Open Letter to the Hannah-Arendt-Preis für politisches Denken e.V., the Senate of the Free Hanseatic City of Bremen, the Heinrich-Böll-Stiftung Bremen and the Heinrich-Böll-Stiftung Berlin
Ladies and Gentlemen,
next Friday, the association "Hannah Prize for Political Thought", together with the prize donors, the Böll Foundations Berlin and Bremen and the Senate of the Free Hanseatic City of Bremen, will award the Hannah Arendt Prize for Political Thought 2023 to the historian Masha Gessen.

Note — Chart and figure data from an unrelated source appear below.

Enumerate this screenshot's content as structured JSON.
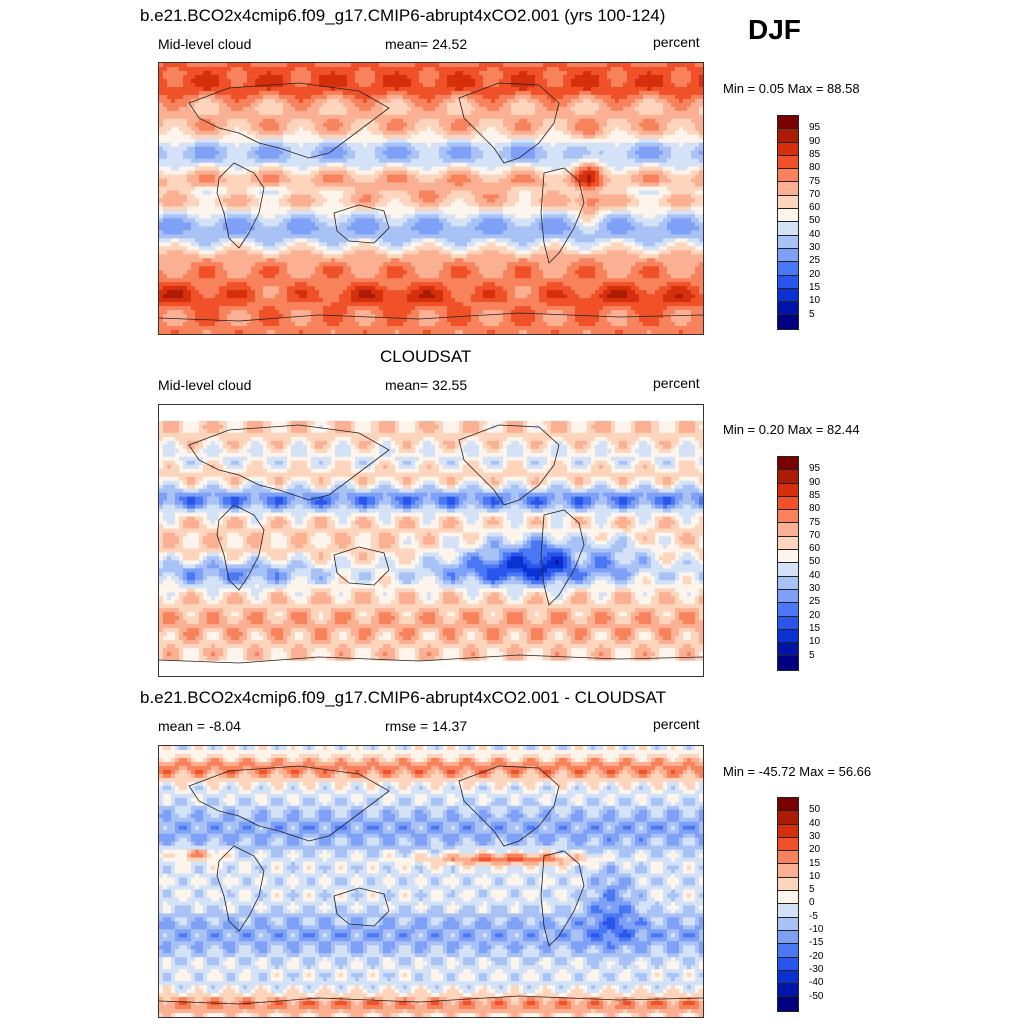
{
  "season": "DJF",
  "panels": [
    {
      "title": "b.e21.BCO2x4cmip6.f09_g17.CMIP6-abrupt4xCO2.001 (yrs 100-124)",
      "left_label": "Mid-level cloud",
      "center_label": "mean=  24.52",
      "right_label": "percent",
      "minmax": "Min =   0.05 Max =  88.58",
      "colorbar_labels": [
        "95",
        "90",
        "85",
        "80",
        "75",
        "70",
        "60",
        "50",
        "40",
        "30",
        "25",
        "20",
        "15",
        "10",
        "5"
      ]
    },
    {
      "title": "CLOUDSAT",
      "left_label": "Mid-level cloud",
      "center_label": "mean=  32.55",
      "right_label": "percent",
      "minmax": "Min =   0.20 Max =  82.44",
      "colorbar_labels": [
        "95",
        "90",
        "85",
        "80",
        "75",
        "70",
        "60",
        "50",
        "40",
        "30",
        "25",
        "20",
        "15",
        "10",
        "5"
      ]
    },
    {
      "title": "b.e21.BCO2x4cmip6.f09_g17.CMIP6-abrupt4xCO2.001 - CLOUDSAT",
      "left_label": "mean =  -8.04",
      "center_label": "rmse =  14.37",
      "right_label": "percent",
      "minmax": "Min = -45.72 Max =  56.66",
      "colorbar_labels": [
        "50",
        "40",
        "30",
        "20",
        "15",
        "10",
        "5",
        "0",
        "-5",
        "-10",
        "-15",
        "-20",
        "-30",
        "-40",
        "-50"
      ]
    }
  ],
  "chart_data": [
    {
      "type": "heatmap",
      "title": "b.e21.BCO2x4cmip6.f09_g17.CMIP6-abrupt4xCO2.001 (yrs 100-124)",
      "variable": "Mid-level cloud",
      "units": "percent",
      "mean": 24.52,
      "min": 0.05,
      "max": 88.58,
      "contour_levels": [
        5,
        10,
        15,
        20,
        25,
        30,
        40,
        50,
        60,
        70,
        75,
        80,
        85,
        90,
        95
      ]
    },
    {
      "type": "heatmap",
      "title": "CLOUDSAT",
      "variable": "Mid-level cloud",
      "units": "percent",
      "mean": 32.55,
      "min": 0.2,
      "max": 82.44,
      "contour_levels": [
        5,
        10,
        15,
        20,
        25,
        30,
        40,
        50,
        60,
        70,
        75,
        80,
        85,
        90,
        95
      ]
    },
    {
      "type": "heatmap",
      "title": "b.e21.BCO2x4cmip6.f09_g17.CMIP6-abrupt4xCO2.001 - CLOUDSAT",
      "units": "percent",
      "mean": -8.04,
      "rmse": 14.37,
      "min": -45.72,
      "max": 56.66,
      "contour_levels": [
        -50,
        -40,
        -30,
        -20,
        -15,
        -10,
        -5,
        0,
        5,
        10,
        15,
        20,
        30,
        40,
        50
      ]
    }
  ],
  "colors": {
    "palette_bottom_to_top": [
      "#000080",
      "#0014a8",
      "#0a32d2",
      "#2a55ec",
      "#4a78f4",
      "#7ea0f6",
      "#a9c2f6",
      "#d4e2f8",
      "#fdf4ec",
      "#fdd5bd",
      "#fcb093",
      "#f8825b",
      "#f05128",
      "#d52f0c",
      "#ac1c05",
      "#780000"
    ]
  }
}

The Deutsch-Israelische Gesellschaft Bremen/Unterweser e.V. (German-Israeli Society) calls on those responsible to suspend this decision. The recent statements by Masha Gessen in an essay in the "New Yorker" have made it clear that this would honor a person whose thinking is in clear contrast to that of Hannah Arendt. Such an honor would stand in the way of the necessary determined stand against growing anti-Semitism. In this essay, Masha Gessen trivializes the organizations that call for a political, economic and cultural boycott of Israel because Israel is – in their view – a "colonial state"; but this boycott movement has paved the way for the Hamas terrorists of October 7 to be trivialized or even celebrated as "liberation fighters" in many places.
As the German-Israeli Society, we are particularly alienated by Masha Gessen's statement that Gaza was "like a Jewish ghetto in an Eastern European country occupied by Nazi Germany". Gaza has been governed by the Palestinians themselves since 2005, since the violent takeover under the dictatorial rule of Hamas. The country has received billions of dollars and euros in international aid, which Hamas has spent not on the welfare of the growing population, but on massive, aggressive armament against Israel (and the luxury life of their leadership). The border controls by Israel (and Egypt!) were intended to prevent this armament. The Nazi ghettos in Poland, Ukraine, Belarus, the Baltic States were facilities under total control of Nazi
Germany, created to systematically kill the Jews through starvation, disease and exploitation. The Jews
were deported from the ghettos to their deaths from bullets and gas.
It is incomprehensible to us how a scholar as experienced as Masha Gessen, who has made such a great contribution to the critical analysis of Russian imperialism, can seriously equate Gaza with the Nazi extermination ghettos. For us, there is only one explanation: a deep-seated and fundamental negative prejudice against the Jewish state. This has nothing to do with political judgment in the sense of Hannah Arendt.
Masha Gessen is free to hold such views, we have such discussions on many occasions these days; just as the critical assessment of Israeli politics is also a permanent part of our work as the DIG. But Masha Gessen's views should not be honored with an award that is intended to commemorate the Jewish philosopher Hannah Arendt.